Let’s read verses 2b,3 again. This is Jesus’ glory. But it was not just a freak revelation a long time ago. It’s something that every Christian can still experience today. How can we experience Jesus’ glory? 2 Peter 1:19 says, “We also have the prophetic message as something completely reliable, and you will do well to pay attention to it, as to a light shining in a dark place, until the day dawns and the morning star rises in your hearts.” As we pay attention to the word of God and really meditate on it, it says the morning star will rise in our hearts. The morning star appears after a long, dark, scary night. It helps sailors get their bearings and find their direction. In the same way, when we meditate on the word of God and begin to see the glory of Jesus, we regain our spiritual direction. The Bible encourages us all to “contemplate the Lord’s glory” (2Co3:18). When we do, it promises that we’re gradually transformed (in Greek, it’s the same word “transfigured”--metamorphosized) into the image of Jesus.
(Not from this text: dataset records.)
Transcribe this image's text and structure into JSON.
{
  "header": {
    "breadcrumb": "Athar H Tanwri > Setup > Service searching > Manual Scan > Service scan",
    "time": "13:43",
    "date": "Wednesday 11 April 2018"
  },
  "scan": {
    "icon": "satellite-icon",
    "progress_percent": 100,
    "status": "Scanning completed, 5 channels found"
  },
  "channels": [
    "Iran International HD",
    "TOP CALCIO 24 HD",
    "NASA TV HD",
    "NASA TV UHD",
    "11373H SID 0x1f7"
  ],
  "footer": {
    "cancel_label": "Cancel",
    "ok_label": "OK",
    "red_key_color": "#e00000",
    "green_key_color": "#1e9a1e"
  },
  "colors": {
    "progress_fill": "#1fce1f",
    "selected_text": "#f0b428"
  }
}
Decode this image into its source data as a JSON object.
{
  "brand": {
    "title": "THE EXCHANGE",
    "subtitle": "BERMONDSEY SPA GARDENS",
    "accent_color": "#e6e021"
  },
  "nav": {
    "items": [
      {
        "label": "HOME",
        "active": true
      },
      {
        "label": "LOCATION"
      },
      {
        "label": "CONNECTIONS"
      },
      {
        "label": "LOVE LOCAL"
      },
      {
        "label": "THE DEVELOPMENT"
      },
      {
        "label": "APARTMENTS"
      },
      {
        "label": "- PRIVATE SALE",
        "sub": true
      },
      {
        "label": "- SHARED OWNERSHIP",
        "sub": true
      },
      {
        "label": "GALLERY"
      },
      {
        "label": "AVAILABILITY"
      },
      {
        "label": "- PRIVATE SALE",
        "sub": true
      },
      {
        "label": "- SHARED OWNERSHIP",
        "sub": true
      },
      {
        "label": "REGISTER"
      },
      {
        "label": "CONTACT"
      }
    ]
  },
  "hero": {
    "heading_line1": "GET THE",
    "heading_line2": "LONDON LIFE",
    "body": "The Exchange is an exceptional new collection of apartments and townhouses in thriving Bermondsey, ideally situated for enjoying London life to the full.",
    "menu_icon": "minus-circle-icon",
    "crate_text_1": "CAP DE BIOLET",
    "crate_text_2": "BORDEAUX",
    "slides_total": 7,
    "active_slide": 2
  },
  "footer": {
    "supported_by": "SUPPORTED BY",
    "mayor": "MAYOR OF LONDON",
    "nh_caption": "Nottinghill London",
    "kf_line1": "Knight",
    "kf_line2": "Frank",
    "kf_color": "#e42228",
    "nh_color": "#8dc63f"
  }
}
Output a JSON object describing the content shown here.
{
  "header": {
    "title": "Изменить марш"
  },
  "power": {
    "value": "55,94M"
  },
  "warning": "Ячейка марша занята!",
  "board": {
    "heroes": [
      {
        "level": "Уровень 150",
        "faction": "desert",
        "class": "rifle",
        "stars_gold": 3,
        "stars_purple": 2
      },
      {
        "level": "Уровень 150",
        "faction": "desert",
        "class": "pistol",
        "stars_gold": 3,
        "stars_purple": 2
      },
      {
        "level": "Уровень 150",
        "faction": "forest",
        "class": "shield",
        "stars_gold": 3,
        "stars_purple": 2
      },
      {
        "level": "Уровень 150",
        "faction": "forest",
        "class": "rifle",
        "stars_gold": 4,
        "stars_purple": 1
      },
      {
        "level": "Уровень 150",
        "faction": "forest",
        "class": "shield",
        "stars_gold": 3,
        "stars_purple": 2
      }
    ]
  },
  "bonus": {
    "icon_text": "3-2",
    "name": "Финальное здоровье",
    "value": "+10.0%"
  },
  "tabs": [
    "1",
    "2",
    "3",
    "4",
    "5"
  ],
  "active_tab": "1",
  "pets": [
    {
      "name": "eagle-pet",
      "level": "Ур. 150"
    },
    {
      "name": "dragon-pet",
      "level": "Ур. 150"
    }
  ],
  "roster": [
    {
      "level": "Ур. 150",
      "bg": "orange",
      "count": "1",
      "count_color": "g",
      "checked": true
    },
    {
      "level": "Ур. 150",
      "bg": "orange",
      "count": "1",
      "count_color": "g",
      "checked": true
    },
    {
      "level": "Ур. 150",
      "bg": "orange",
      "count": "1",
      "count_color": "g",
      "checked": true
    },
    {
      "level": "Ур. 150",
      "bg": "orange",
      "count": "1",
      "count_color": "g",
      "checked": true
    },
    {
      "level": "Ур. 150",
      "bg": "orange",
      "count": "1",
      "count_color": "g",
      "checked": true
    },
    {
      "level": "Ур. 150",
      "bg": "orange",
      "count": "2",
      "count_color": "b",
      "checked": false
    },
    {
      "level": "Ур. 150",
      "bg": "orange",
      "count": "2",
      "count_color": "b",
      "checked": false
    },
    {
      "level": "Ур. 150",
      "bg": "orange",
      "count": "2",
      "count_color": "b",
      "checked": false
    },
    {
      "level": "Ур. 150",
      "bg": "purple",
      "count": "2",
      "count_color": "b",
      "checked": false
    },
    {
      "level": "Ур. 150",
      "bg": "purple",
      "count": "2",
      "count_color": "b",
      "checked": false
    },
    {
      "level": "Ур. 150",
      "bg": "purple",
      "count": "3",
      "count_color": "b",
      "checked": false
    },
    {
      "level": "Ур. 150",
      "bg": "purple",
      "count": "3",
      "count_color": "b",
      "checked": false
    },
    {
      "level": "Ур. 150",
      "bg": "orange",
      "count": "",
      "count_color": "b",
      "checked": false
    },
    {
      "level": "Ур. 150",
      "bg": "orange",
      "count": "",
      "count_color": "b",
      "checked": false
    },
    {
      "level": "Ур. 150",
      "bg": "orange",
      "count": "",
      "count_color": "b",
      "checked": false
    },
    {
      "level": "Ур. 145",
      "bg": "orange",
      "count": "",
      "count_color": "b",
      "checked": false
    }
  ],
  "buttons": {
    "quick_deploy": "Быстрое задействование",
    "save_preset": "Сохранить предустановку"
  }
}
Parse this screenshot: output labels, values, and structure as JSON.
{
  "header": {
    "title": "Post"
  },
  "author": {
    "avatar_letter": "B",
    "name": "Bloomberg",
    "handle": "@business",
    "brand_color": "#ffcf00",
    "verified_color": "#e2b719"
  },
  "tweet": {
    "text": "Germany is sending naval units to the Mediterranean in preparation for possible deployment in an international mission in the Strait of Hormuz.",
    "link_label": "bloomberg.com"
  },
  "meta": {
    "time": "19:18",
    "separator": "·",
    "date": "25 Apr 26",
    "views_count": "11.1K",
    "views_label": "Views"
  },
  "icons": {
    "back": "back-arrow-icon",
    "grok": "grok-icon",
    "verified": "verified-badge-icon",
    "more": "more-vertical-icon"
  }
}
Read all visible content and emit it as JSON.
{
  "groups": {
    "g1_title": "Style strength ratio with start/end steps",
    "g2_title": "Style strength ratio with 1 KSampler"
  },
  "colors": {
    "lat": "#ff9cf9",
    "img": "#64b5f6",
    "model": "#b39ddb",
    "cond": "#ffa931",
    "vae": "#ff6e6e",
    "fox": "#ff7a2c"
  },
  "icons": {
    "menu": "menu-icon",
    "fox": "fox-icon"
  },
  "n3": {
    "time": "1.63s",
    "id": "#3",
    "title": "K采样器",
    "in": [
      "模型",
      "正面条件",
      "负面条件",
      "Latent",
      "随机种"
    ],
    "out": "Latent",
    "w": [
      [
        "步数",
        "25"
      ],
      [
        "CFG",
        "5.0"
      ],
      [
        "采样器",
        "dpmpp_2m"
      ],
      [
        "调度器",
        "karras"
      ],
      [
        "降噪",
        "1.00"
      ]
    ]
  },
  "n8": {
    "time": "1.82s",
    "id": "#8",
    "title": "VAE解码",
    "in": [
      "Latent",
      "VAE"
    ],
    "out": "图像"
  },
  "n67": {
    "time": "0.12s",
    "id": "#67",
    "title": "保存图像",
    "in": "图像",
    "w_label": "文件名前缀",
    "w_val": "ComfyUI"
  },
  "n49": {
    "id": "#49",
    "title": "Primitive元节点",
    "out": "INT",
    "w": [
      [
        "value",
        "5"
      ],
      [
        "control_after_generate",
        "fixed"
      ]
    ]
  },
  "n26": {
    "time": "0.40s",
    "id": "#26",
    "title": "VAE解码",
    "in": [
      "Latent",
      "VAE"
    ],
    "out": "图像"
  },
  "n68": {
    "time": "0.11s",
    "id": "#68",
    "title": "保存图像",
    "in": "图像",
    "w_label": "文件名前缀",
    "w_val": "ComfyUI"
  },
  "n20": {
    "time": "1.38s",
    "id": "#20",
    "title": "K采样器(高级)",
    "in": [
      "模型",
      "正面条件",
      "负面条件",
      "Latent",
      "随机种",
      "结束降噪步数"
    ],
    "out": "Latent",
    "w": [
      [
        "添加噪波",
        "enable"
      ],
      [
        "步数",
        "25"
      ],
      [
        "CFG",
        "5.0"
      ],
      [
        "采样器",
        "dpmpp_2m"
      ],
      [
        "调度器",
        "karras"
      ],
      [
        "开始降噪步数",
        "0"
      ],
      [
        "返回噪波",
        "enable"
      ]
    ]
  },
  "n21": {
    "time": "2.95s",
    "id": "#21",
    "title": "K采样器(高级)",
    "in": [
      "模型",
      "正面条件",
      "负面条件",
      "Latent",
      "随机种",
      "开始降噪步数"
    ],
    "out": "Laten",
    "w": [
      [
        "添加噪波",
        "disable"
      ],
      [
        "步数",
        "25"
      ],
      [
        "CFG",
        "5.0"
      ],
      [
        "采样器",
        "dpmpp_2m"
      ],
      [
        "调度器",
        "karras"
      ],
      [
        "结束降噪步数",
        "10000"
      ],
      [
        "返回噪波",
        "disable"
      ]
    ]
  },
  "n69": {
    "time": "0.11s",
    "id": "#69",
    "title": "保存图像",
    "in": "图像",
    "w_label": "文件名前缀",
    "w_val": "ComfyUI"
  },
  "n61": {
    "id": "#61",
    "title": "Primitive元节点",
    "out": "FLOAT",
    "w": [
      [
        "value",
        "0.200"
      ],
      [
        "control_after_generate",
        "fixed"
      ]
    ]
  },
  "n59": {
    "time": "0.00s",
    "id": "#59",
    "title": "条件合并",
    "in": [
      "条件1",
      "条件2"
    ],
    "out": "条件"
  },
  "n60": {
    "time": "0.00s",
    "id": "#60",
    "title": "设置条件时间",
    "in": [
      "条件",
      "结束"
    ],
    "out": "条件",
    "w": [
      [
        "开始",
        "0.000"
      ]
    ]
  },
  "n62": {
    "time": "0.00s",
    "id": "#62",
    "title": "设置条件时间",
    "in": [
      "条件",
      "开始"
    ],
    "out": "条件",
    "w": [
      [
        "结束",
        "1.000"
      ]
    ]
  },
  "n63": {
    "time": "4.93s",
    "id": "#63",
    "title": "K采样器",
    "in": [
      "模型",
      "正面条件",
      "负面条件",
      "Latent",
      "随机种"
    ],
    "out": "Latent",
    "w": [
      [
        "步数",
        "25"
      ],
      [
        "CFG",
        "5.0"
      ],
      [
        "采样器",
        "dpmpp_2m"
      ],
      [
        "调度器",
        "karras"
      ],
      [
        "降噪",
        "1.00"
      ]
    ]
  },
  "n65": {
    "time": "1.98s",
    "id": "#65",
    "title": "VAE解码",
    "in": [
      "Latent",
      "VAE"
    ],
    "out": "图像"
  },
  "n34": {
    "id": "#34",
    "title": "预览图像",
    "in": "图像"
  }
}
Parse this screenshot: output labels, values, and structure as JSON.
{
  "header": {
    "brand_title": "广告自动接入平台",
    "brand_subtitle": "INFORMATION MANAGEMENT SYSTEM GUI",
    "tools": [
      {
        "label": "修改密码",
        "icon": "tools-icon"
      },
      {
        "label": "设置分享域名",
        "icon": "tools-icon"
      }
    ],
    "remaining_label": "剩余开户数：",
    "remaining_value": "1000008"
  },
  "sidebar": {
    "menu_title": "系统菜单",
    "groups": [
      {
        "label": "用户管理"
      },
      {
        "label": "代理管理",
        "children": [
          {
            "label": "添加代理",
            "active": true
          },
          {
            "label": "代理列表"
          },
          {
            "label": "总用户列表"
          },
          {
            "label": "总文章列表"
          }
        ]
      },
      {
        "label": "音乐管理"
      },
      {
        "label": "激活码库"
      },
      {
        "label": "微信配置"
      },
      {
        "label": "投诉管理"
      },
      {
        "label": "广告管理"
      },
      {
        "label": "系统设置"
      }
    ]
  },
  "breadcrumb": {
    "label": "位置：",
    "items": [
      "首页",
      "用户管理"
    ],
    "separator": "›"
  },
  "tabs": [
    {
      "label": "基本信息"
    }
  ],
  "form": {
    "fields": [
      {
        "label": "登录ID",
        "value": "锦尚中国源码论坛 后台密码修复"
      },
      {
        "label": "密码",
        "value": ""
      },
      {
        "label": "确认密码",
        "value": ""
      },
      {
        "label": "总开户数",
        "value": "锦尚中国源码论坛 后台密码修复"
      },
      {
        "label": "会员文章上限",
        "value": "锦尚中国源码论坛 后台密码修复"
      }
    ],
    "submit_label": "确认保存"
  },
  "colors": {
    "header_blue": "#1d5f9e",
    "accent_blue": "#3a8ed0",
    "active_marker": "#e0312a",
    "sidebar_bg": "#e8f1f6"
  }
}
So as we heard at the beginning of this study, “What are you looking at?” In your private moments are you looking at yourself too much in the mirror? Is it TV? Is it people? The more we think about fallen people, the more discouraged we get. But the more we contemplate the glory of Jesus, the more we can embrace the cross of suffering he gives us. The more we see the glory of Jesus, we can say like Apostle Paul, “I consider that our present sufferings are not worth comparing with the glory that will be revealed in us” (Ro8:18). May God help us look at the glory of Jesus until we can deeply accept the way of the cross.